El autor señala que la situación educativa actual es herencia de un pasado complejo, en el que las huellas de la dictadura aún afectan las decisiones políticas y educativas. "Es esencial entender que muchos de los diagnósticos realizados desde los años 70 no han sido correctamente abordados o interpretados a lo largo de las décadas", explica. La transición hacia una democracia no ha sido suficiente para cerrar las brechas que se abrieron en el pasado; de hecho, Morduchowicz argumenta que la falta de continuidad en las políticas educativas ha conducido a una serie de decisiones erráticas que han dificultado la construcción de un sistema sólido y coherente.
Uno de los aspectos más intrigantes que Morduchowicz menciona es la necesidad de analizar la década de los 90 y sus similitudes con los años 2000. "Pocos se interesan en reflexionar sobre esos años, pero es crucial examinar el contexto y las decisiones que se tomaron en ese tiempo, ya que podrían ofrecer lecciones valiosas para el presente", afirma. Esta comparación, aunque incómoda para muchos, podría revelar patrones que se repiten y que han sido ignorados por quienes operan en el ámbito de la educación.
Desde su perspectiva tanto como investigador como gestor público, Morduchowicz sostiene que existe una tendencia a idealizar la capacidad de transformar el sistema educativo, lo que a menudo conduce a la frustración. "En los debates educativos, se tiende a pensar que es posible implementar grandes cambios de manera inmediata, pero la realidad muestra que hay limitaciones y negociaciones que se deben considerar", reflexiona.
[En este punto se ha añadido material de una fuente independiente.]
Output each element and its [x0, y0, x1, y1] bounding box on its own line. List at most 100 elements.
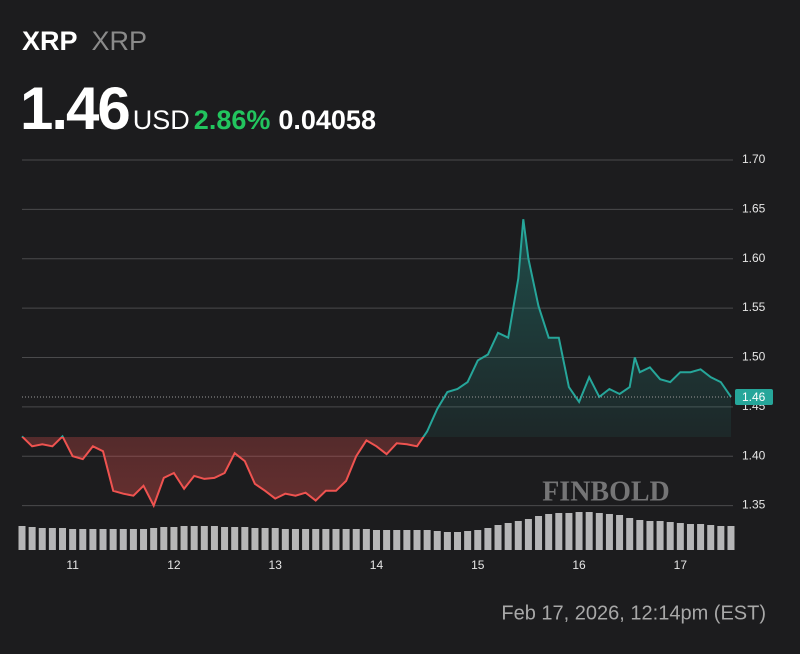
x-tick-label: 16	[572, 558, 586, 572]
volume-bar	[616, 515, 624, 550]
volume-bar	[646, 521, 654, 550]
volume-bar	[575, 512, 583, 550]
y-tick-label: 1.70	[742, 152, 766, 166]
x-tick-label: 17	[674, 558, 688, 572]
y-tick-label: 1.55	[742, 300, 766, 314]
volume-bar	[48, 528, 56, 550]
timestamp: Feb 17, 2026, 12:14pm (EST)	[501, 602, 766, 624]
volume-bar	[28, 527, 36, 550]
volume-bar	[332, 529, 340, 550]
volume-bar	[129, 529, 137, 550]
volume-bar	[514, 521, 522, 550]
volume-bar	[474, 530, 482, 550]
x-tick-label: 15	[471, 558, 485, 572]
volume-bar	[555, 513, 563, 550]
volume-bar	[38, 528, 46, 550]
volume-bar	[403, 530, 411, 550]
volume-bar	[200, 526, 208, 550]
volume-bar	[69, 529, 77, 550]
volume-bar	[342, 529, 350, 550]
x-tick-label: 14	[370, 558, 384, 572]
volume-bar	[545, 514, 553, 550]
volume-bar	[585, 512, 593, 550]
volume-bar	[504, 523, 512, 550]
volume-bar	[281, 529, 289, 550]
volume-bar	[180, 526, 188, 550]
price: 1.46	[20, 75, 131, 142]
volume-bar	[717, 526, 725, 550]
volume-bar	[464, 531, 472, 550]
volume-bar	[210, 526, 218, 550]
volume-bar	[89, 529, 97, 550]
volume-bar	[605, 514, 613, 550]
volume-bar	[302, 529, 310, 550]
volume-bar	[433, 531, 441, 550]
change-percent: 2.86%	[193, 105, 271, 135]
volume-bar	[595, 513, 603, 550]
volume-bar	[383, 530, 391, 550]
volume-bar	[372, 530, 380, 550]
volume-bar	[666, 522, 674, 550]
volume-bar	[535, 516, 543, 550]
volume-bar	[727, 526, 735, 550]
volume-bar	[150, 528, 158, 550]
volume-bar	[656, 521, 664, 550]
symbol: XRP	[22, 26, 78, 56]
volume-bar	[484, 528, 492, 550]
volume-bar	[686, 524, 694, 550]
x-tick-label: 13	[269, 558, 283, 572]
volume-bar	[221, 527, 229, 550]
y-tick-label: 1.40	[742, 448, 766, 462]
volume-bar	[190, 526, 198, 550]
volume-bar	[18, 526, 26, 550]
volume-bar	[119, 529, 127, 550]
volume-bar	[565, 513, 573, 550]
area-up	[22, 219, 731, 438]
volume-bar	[109, 529, 117, 550]
volume-bar	[676, 523, 684, 550]
currency: USD	[132, 105, 190, 135]
volume-bar	[79, 529, 87, 550]
price-line-down	[21, 437, 425, 509]
volume-bar	[494, 525, 502, 550]
y-tick-label: 1.50	[742, 350, 766, 364]
volume-bar	[636, 520, 644, 550]
price-marker-label: 1.46	[742, 390, 766, 404]
x-tick-label: 12	[167, 558, 181, 572]
volume-bar	[697, 524, 705, 550]
volume-bar	[362, 529, 370, 550]
volume-bar	[261, 528, 269, 550]
volume-bar	[443, 532, 451, 550]
y-tick-label: 1.65	[742, 201, 766, 215]
price-marker-box	[735, 388, 773, 405]
volume-bar	[322, 529, 330, 550]
watermark: FINBOLD	[542, 476, 670, 507]
volume-bar	[423, 530, 431, 550]
price-line-up	[21, 219, 732, 438]
volume-bar	[393, 530, 401, 550]
price-row: 1.46 USD 2.86% 0.04058	[20, 74, 376, 143]
volume-bar	[231, 527, 239, 550]
change: 0.04058	[278, 105, 376, 135]
volume-bar	[271, 528, 279, 550]
y-tick-label: 1.35	[742, 498, 766, 512]
volume-bar	[99, 529, 107, 550]
volume-bar	[59, 528, 67, 550]
volume-bar	[140, 529, 148, 550]
volume-bar	[160, 527, 168, 550]
volume-bar	[524, 519, 532, 550]
volume-bar	[170, 527, 178, 550]
volume-bar	[291, 529, 299, 550]
volume-bar	[707, 525, 715, 550]
volume-bar	[413, 530, 421, 550]
volume-bar	[312, 529, 320, 550]
volume-bar	[251, 528, 259, 550]
volume-bar	[626, 518, 634, 550]
symbol-name: XRP	[91, 26, 148, 56]
area-down	[22, 437, 424, 506]
y-tick-label: 1.60	[742, 251, 766, 265]
x-tick-label: 11	[66, 558, 79, 572]
volume-bar	[352, 529, 360, 550]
Esta revelación es fundamental para entender que, a pesar del deseo de progreso, la implementación de políticas requiere un análisis más profundo y realista de las condiciones existentes.
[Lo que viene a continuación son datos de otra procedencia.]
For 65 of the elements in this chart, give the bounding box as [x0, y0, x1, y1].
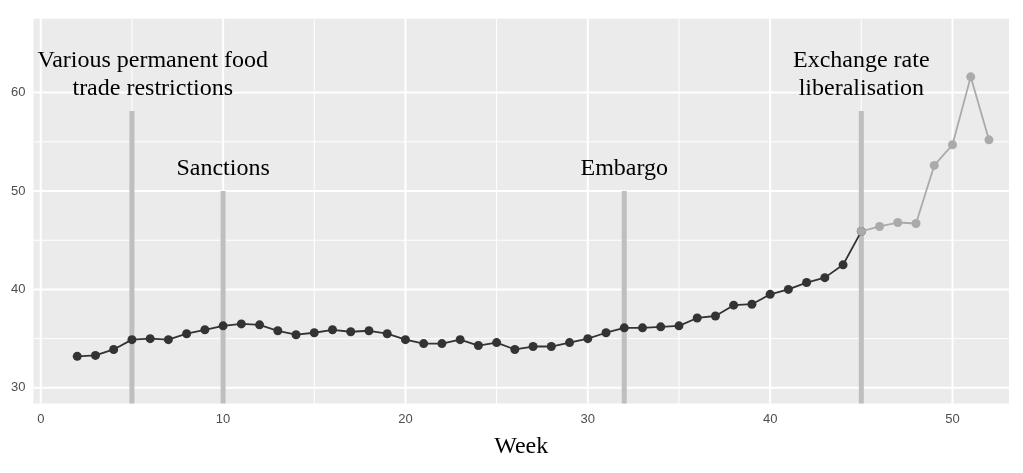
- point: [583, 334, 593, 344]
- x-tick-label: 30: [580, 410, 596, 426]
- point: [109, 344, 119, 354]
- point: [236, 319, 246, 329]
- point: [182, 329, 192, 339]
- y-tick-label: 30: [10, 379, 26, 395]
- point: [802, 278, 812, 288]
- point: [255, 320, 265, 330]
- point: [783, 284, 793, 294]
- point: [510, 344, 520, 354]
- point: [437, 339, 447, 349]
- point: [947, 140, 957, 150]
- point: [820, 273, 830, 283]
- point: [674, 321, 684, 331]
- point: [72, 351, 82, 361]
- point: [729, 300, 739, 310]
- point: [966, 72, 976, 82]
- y-tick-label: 60: [10, 84, 26, 100]
- point: [838, 260, 848, 270]
- point: [218, 321, 228, 331]
- point: [382, 329, 392, 339]
- point: [273, 326, 283, 336]
- point: [90, 350, 100, 360]
- point: [455, 335, 465, 345]
- point: [911, 219, 921, 228]
- point: [200, 325, 210, 335]
- point: [346, 327, 356, 337]
- point: [747, 299, 757, 309]
- ref-line-label: Sanctions: [176, 154, 270, 181]
- point: [400, 335, 410, 345]
- ref-line-label: Embargo: [580, 154, 669, 181]
- point: [419, 339, 429, 349]
- point: [291, 330, 301, 340]
- point: [163, 335, 173, 345]
- point: [984, 135, 994, 145]
- x-tick-label: 20: [398, 410, 413, 426]
- ref-line-label: Exchange rate liberalisation: [793, 46, 930, 101]
- point: [692, 313, 702, 323]
- point: [127, 335, 137, 345]
- point: [309, 328, 319, 338]
- point: [929, 160, 939, 170]
- point: [145, 334, 155, 344]
- point: [893, 218, 903, 228]
- point: [637, 323, 647, 333]
- point: [875, 221, 885, 231]
- x-tick-label: 40: [762, 410, 778, 426]
- point: [492, 338, 502, 348]
- x-axis-title: Week: [494, 431, 549, 458]
- x-tick-label: 10: [215, 410, 231, 426]
- point: [619, 323, 629, 333]
- y-tick-label: 50: [10, 182, 26, 198]
- y-tick-label: 40: [10, 281, 26, 297]
- ref-line-label: Various permanent food trade restrictions: [37, 46, 269, 101]
- point: [710, 311, 720, 321]
- x-tick-label: 50: [945, 410, 960, 426]
- point: [656, 322, 666, 332]
- point: [565, 338, 575, 348]
- x-tick-label: 0: [37, 410, 45, 426]
- point: [328, 325, 337, 335]
- point: [473, 341, 483, 351]
- point: [528, 342, 538, 352]
- point: [765, 289, 775, 299]
- point: [364, 326, 374, 336]
- point: [546, 342, 556, 352]
- point: [601, 328, 611, 338]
El autor también critica la falta de coherencia en la ejecución de programas educativos. Según él, muchas iniciativas son anunciadas sin un seguimiento adecuado, lo que genera una desconexión entre el diagnóstico del problema y las soluciones propuestas. "Hay una percepción equivocada de que no se están realizando acciones significativas, cuando en realidad hay numerosos programas en marcha, aunque su impacto no siempre se comunica efectivamente", señala Morduchowicz, subrayando la importancia de la transparencia y la comunicación en el ámbito educativo.
Finalmente, el debate sobre si la educación se concibe desde la política pública es un tema recurrente en la obra de Morduchowicz. El autor sostiene que, si bien hay un marco de discusión, la implementación de políticas educativas efectivas sigue siendo un desafío en un país con la complejidad y diversidad de Argentina. "Es fundamental que los analistas y educadores colaboren para generar un espacio donde se puedan discutir diferentes hipótesis y enfoques, siempre en función de mejorar la calidad educativa". Este llamado a la acción resuena con la urgencia de transformar la educación en el país y apunta a la necesidad de una reflexión conjunta que permita avanzar hacia un futuro más prometedor para las generaciones venideras.